In the beginning, our sales represented a mysterious black box reserved for the most experienced team members, who could provide all the answers to potential customers. But we learned that any sale can be reduced to a series of simple steps. 80 percent of these steps can be performed by an average professional without a deep understanding of our technology.
We simplify our sales process to a series of “if-then-if” steps: identify the buyer, confirm the customer need, budget and deadline. The result was a three-page template that any salesperson could fill out in a few minutes with a client.
Our squad did magic. We significantly reduced the time needed to qualify our potential clients. We freed up all the (expensive) product developers because we could outsource this process to any friendly freelancer willing to talk to dozens of customers daily.
Ultimately, our goal was to also document all other processes: marketing, content creation, product development, production, IT, legal affairs and HR, in short.
Over time, you realize that each task follows a pattern. Document these patterns in your operations manual every week and you’ll get a solid picture of how your business runs, ensuring consistently high product quality, satisfied customers, and a motivated team.
But probably the strongest argument supporting an operations manual is that you won’t need many highly sophisticated employees. As long as there are people who fit into your team and can read (and understand) your instruction manual, you will have a powerful weapon to propel your company to stratospheric heights.
Great companies are not built by extraordinary people, but by ordinary people doing extraordinary things.
I didn’t realize this at the beginning of my journey as a founder. I demanded exceptional intelligence from my staff. I expected my engineers to develop the best products, negotiate the best deals with suppliers, and speak magic to our customers. I was looking to hire highly qualified people in the hope that they would make my job as CEO easier.
Unfortunately, this approach depends on people’s whims and moods. If they are motivated and happy, the work gets done. If they are not, no. It is impossible to produce consistent, high-quality results this way. No such company can grow and survive for long. Additionally, it is very difficult to find exceptional talent.
Building a system doesn’t mean founders should see themselves in Captain Kirk’s seat, wearing white gloves and doing no real work.
Building a company is a lot of work. More work than one can imagine.
But those who end up being successful ask themselves: “How can I teach someone else to do homework effectively?” and then they will write the answer in their operations manual. Because sooner or later, they will hire employees to take care of what they do today.
Companies like McDonald’s, Federal Express, and Disney did not become successful companies with a systematic mindset. They started like this. “For IBM to become a big company, it would have to act like a big company long before it became one.”said Tom Watson, founder of IBM.
It is in your hands to create a company like this.

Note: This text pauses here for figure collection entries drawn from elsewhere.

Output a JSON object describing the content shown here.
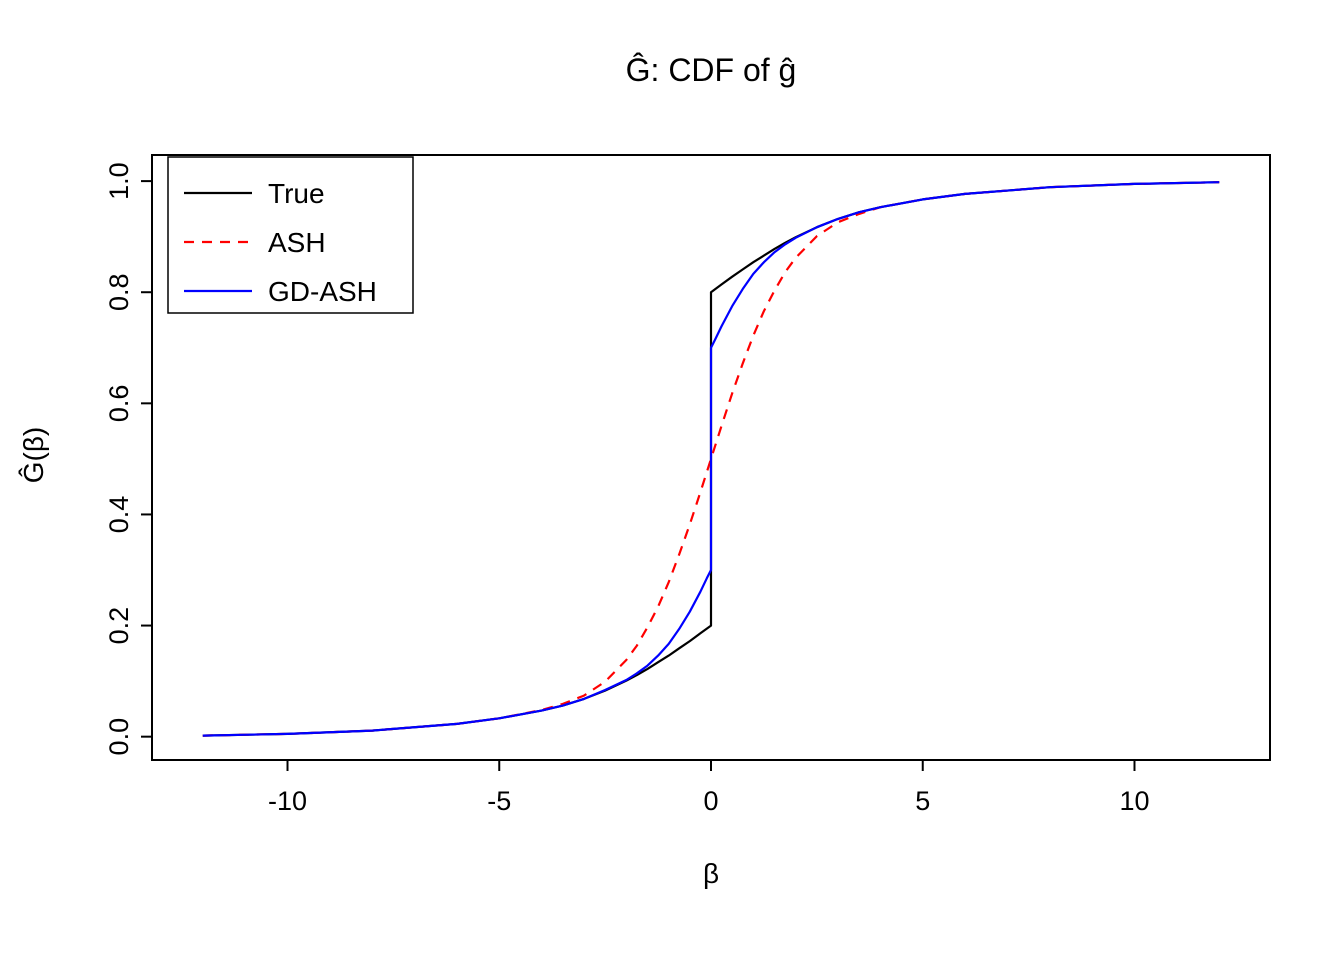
{
  "chart_data": {
    "type": "line",
    "title": "Ĝ: CDF of ĝ",
    "xlabel": "β",
    "ylabel": "Ĝ(β)",
    "xlim": [
      -13.2,
      13.2
    ],
    "ylim": [
      -0.042,
      1.047
    ],
    "grid": false,
    "xticks": [
      {
        "value": -10,
        "label": "-10"
      },
      {
        "value": -5,
        "label": "-5"
      },
      {
        "value": 0,
        "label": "0"
      },
      {
        "value": 5,
        "label": "5"
      },
      {
        "value": 10,
        "label": "10"
      }
    ],
    "yticks": [
      {
        "value": 0.0,
        "label": "0.0"
      },
      {
        "value": 0.2,
        "label": "0.2"
      },
      {
        "value": 0.4,
        "label": "0.4"
      },
      {
        "value": 0.6,
        "label": "0.6"
      },
      {
        "value": 0.8,
        "label": "0.8"
      },
      {
        "value": 1.0,
        "label": "1.0"
      }
    ],
    "legend": {
      "position": "top-left",
      "border": true,
      "entries": [
        "True",
        "ASH",
        "GD-ASH"
      ]
    },
    "series": [
      {
        "name": "True",
        "color": "#000000",
        "dash": null,
        "points": [
          [
            -12,
            0.002
          ],
          [
            -10,
            0.005
          ],
          [
            -8,
            0.011
          ],
          [
            -6,
            0.023
          ],
          [
            -5,
            0.033
          ],
          [
            -4,
            0.047
          ],
          [
            -3.5,
            0.056
          ],
          [
            -3,
            0.068
          ],
          [
            -2.5,
            0.083
          ],
          [
            -2,
            0.101
          ],
          [
            -1.75,
            0.111
          ],
          [
            -1.5,
            0.122
          ],
          [
            -1.25,
            0.134
          ],
          [
            -1,
            0.146
          ],
          [
            -0.75,
            0.159
          ],
          [
            -0.5,
            0.172
          ],
          [
            -0.25,
            0.186
          ],
          [
            0,
            0.2
          ],
          [
            0,
            0.8
          ],
          [
            0.25,
            0.814
          ],
          [
            0.5,
            0.828
          ],
          [
            0.75,
            0.841
          ],
          [
            1,
            0.854
          ],
          [
            1.25,
            0.866
          ],
          [
            1.5,
            0.878
          ],
          [
            1.75,
            0.889
          ],
          [
            2,
            0.899
          ],
          [
            2.5,
            0.917
          ],
          [
            3,
            0.932
          ],
          [
            3.5,
            0.944
          ],
          [
            4,
            0.953
          ],
          [
            5,
            0.967
          ],
          [
            6,
            0.977
          ],
          [
            8,
            0.989
          ],
          [
            10,
            0.995
          ],
          [
            12,
            0.998
          ]
        ]
      },
      {
        "name": "ASH",
        "color": "#FF0000",
        "dash": "10 8",
        "points": [
          [
            -12,
            0.002
          ],
          [
            -10,
            0.005
          ],
          [
            -8,
            0.011
          ],
          [
            -6,
            0.023
          ],
          [
            -5,
            0.033
          ],
          [
            -4,
            0.048
          ],
          [
            -3.5,
            0.059
          ],
          [
            -3,
            0.074
          ],
          [
            -2.5,
            0.099
          ],
          [
            -2,
            0.138
          ],
          [
            -1.75,
            0.164
          ],
          [
            -1.5,
            0.197
          ],
          [
            -1.25,
            0.234
          ],
          [
            -1,
            0.278
          ],
          [
            -0.75,
            0.328
          ],
          [
            -0.5,
            0.382
          ],
          [
            -0.25,
            0.44
          ],
          [
            0,
            0.5
          ],
          [
            0.25,
            0.56
          ],
          [
            0.5,
            0.618
          ],
          [
            0.75,
            0.672
          ],
          [
            1,
            0.722
          ],
          [
            1.25,
            0.766
          ],
          [
            1.5,
            0.803
          ],
          [
            1.75,
            0.836
          ],
          [
            2,
            0.862
          ],
          [
            2.5,
            0.901
          ],
          [
            3,
            0.926
          ],
          [
            3.5,
            0.941
          ],
          [
            4,
            0.953
          ],
          [
            5,
            0.967
          ],
          [
            6,
            0.977
          ],
          [
            8,
            0.989
          ],
          [
            10,
            0.995
          ],
          [
            12,
            0.998
          ]
        ]
      },
      {
        "name": "GD-ASH",
        "color": "#0000FF",
        "dash": null,
        "points": [
          [
            -12,
            0.002
          ],
          [
            -10,
            0.005
          ],
          [
            -8,
            0.011
          ],
          [
            -6,
            0.023
          ],
          [
            -5,
            0.033
          ],
          [
            -4,
            0.047
          ],
          [
            -3.5,
            0.056
          ],
          [
            -3,
            0.068
          ],
          [
            -2.5,
            0.084
          ],
          [
            -2,
            0.102
          ],
          [
            -1.75,
            0.114
          ],
          [
            -1.5,
            0.128
          ],
          [
            -1.25,
            0.146
          ],
          [
            -1,
            0.167
          ],
          [
            -0.75,
            0.194
          ],
          [
            -0.5,
            0.225
          ],
          [
            -0.25,
            0.261
          ],
          [
            -0.1,
            0.285
          ],
          [
            0,
            0.3
          ],
          [
            0,
            0.7
          ],
          [
            0.1,
            0.715
          ],
          [
            0.25,
            0.739
          ],
          [
            0.5,
            0.775
          ],
          [
            0.75,
            0.806
          ],
          [
            1,
            0.833
          ],
          [
            1.25,
            0.854
          ],
          [
            1.5,
            0.872
          ],
          [
            1.75,
            0.886
          ],
          [
            2,
            0.898
          ],
          [
            2.5,
            0.917
          ],
          [
            3,
            0.932
          ],
          [
            3.5,
            0.944
          ],
          [
            4,
            0.953
          ],
          [
            5,
            0.967
          ],
          [
            6,
            0.977
          ],
          [
            8,
            0.989
          ],
          [
            10,
            0.995
          ],
          [
            12,
            0.998
          ]
        ]
      }
    ]
  }
}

Start with one simple step: sit down and write down how you solve a specific problem in your company, for example, calling a prospect, creating a product feature, or handling an incoming call from a customer. Imagine you are creating a step-by-step guide for your neighbor.
The purpose of your life is not to serve your business. The purpose of your business is to serve your life. So work on your business and not on him.
This changed when we started developing our operations manual.
Remember: the better your operations manual, the less knowledge you will need to run your company, the faster you can grow and the higher your margins will be.
If your startup is dedicated to technology, you must have engineers. If you offer accounting services, you must have accountants. But you don’t need to hire brilliant engineers or accountants. Instead, you need to create the best system (aka operations manual) through which good engineers and good accountants can be leveraged to produce fantastic results.
This is what you have to do: create a company whose results depend on the system and not on people.